Target price: 1,400, upside of 27%
Infosys impressed with excellent results and a significant beat on revenues, EBIT (Earning before interest and tax) and net profit in Q2FY21. Infosys’ new deal wins hit a new high of US$270 cr. Net new deals at US$270 cr was 2.2x of the previous high achieved in Sep-18. Infosys won 16 large deals, highest ever.
“We expect earnings to grow by 12.2% in FY21E, 12.0% in FY22E and 13.2% in FY23E. We expect Return on Equity of 26.8% in FY21E, 27% in FY22E, & 27.6% in FY23E,” says the brokerage.
Target price: 295, upside of 32%
Hindustan Zinc’s (HZ) 2QFY21 revenues increased by 25% to ₹5,660 crore led by higher metal volumes & silver prices. Volumes increased by 8%/30%/51% yoy for zinc/lead/silver. Stronger than expected demand recovery in China, mine supply disruptions, buoyant sentiments and higher liquidity supported 30% increase in zinc prices from March lows. “The Board has approved an interim dividend of ₹21.3/share. We expect dividend yield of 10% and 9.5% in FY21 and FY22, respectively. HZ’s strong growth visibility, high payout, Free cash flow yield and inexpensive valuation suggest attractive risk-reward,” says Kotak Securities.

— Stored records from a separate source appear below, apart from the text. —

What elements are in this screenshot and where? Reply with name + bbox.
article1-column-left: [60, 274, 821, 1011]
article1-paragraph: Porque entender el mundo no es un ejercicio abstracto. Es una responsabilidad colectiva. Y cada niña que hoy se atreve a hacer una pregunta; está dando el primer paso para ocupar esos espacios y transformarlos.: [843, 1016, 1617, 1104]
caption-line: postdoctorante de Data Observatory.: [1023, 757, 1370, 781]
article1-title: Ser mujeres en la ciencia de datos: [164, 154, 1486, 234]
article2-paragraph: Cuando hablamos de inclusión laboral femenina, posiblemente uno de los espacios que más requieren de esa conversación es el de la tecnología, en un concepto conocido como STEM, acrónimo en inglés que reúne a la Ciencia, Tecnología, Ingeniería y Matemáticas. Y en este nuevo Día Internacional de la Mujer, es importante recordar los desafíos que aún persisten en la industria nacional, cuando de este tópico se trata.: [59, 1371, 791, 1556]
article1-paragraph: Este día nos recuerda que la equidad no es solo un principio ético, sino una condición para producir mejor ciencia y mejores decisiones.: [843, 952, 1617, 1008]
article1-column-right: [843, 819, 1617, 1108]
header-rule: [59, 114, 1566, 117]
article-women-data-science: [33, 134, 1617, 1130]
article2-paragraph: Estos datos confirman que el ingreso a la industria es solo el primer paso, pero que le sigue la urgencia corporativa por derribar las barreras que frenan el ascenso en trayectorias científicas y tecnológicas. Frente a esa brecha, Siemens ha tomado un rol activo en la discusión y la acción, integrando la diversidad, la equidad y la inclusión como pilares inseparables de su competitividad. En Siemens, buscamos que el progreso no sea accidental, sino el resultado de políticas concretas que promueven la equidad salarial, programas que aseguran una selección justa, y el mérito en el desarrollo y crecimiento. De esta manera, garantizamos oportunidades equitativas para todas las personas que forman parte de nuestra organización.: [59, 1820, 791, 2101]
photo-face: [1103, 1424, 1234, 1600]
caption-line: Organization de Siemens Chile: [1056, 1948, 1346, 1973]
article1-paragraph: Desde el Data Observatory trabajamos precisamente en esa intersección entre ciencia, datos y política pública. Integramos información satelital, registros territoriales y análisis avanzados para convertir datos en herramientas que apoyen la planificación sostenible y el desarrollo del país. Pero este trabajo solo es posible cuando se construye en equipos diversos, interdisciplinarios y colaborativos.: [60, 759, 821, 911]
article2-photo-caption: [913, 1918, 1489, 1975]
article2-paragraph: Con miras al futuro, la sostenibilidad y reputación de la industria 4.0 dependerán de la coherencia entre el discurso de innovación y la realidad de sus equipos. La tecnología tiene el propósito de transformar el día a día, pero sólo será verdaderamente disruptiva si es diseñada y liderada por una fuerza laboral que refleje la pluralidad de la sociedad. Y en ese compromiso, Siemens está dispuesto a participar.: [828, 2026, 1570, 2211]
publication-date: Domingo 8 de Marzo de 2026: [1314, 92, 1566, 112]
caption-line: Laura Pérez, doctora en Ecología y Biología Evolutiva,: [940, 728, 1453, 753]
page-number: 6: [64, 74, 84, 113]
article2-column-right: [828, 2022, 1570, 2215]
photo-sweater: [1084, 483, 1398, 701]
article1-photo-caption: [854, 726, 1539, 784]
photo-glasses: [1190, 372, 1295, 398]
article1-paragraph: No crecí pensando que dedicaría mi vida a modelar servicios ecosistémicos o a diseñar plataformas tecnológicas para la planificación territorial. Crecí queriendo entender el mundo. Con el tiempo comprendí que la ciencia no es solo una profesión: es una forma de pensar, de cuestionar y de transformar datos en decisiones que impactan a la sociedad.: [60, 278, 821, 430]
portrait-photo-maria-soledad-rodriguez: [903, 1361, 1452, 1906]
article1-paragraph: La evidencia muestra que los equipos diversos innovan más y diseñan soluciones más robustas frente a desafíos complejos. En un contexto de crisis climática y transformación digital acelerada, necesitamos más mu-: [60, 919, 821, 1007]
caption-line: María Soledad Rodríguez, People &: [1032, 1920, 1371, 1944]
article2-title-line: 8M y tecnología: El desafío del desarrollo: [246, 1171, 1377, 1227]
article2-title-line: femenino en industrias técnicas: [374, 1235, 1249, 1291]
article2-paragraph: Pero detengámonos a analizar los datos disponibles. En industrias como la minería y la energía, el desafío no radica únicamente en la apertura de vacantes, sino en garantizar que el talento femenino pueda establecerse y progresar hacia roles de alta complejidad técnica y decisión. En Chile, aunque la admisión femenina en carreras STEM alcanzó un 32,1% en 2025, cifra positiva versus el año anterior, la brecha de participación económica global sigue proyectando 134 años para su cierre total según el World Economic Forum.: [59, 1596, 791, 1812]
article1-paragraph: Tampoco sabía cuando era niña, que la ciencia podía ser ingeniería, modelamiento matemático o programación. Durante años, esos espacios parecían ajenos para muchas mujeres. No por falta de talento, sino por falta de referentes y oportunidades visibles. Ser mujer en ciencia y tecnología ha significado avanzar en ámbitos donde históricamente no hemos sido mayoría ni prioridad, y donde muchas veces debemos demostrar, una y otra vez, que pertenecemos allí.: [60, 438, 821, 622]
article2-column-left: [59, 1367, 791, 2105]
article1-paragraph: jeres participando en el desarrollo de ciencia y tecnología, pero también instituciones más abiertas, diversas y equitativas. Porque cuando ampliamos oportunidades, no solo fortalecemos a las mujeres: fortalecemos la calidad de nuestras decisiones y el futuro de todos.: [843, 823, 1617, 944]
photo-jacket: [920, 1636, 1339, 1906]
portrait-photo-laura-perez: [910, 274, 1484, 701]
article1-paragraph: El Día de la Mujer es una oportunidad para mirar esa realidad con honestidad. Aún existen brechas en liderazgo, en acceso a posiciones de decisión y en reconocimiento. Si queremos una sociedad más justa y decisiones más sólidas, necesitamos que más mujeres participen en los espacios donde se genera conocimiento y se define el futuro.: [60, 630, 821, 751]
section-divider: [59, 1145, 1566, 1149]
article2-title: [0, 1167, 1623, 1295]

Target price: 710, upside of 56%
“We believe Bharti remains a solid medium-term bet on (1) improvement in sector fundamentals (regardless of whether the end game is a 2-player structure or a 3-player one) and (2) sustained solid execution,” says Kotak Securities. The brokerage house expects Bharti to report free cash flow of ₹17,227 crore during FY21-23E period. Bharti has sufficient cash on books with no liquidity issues.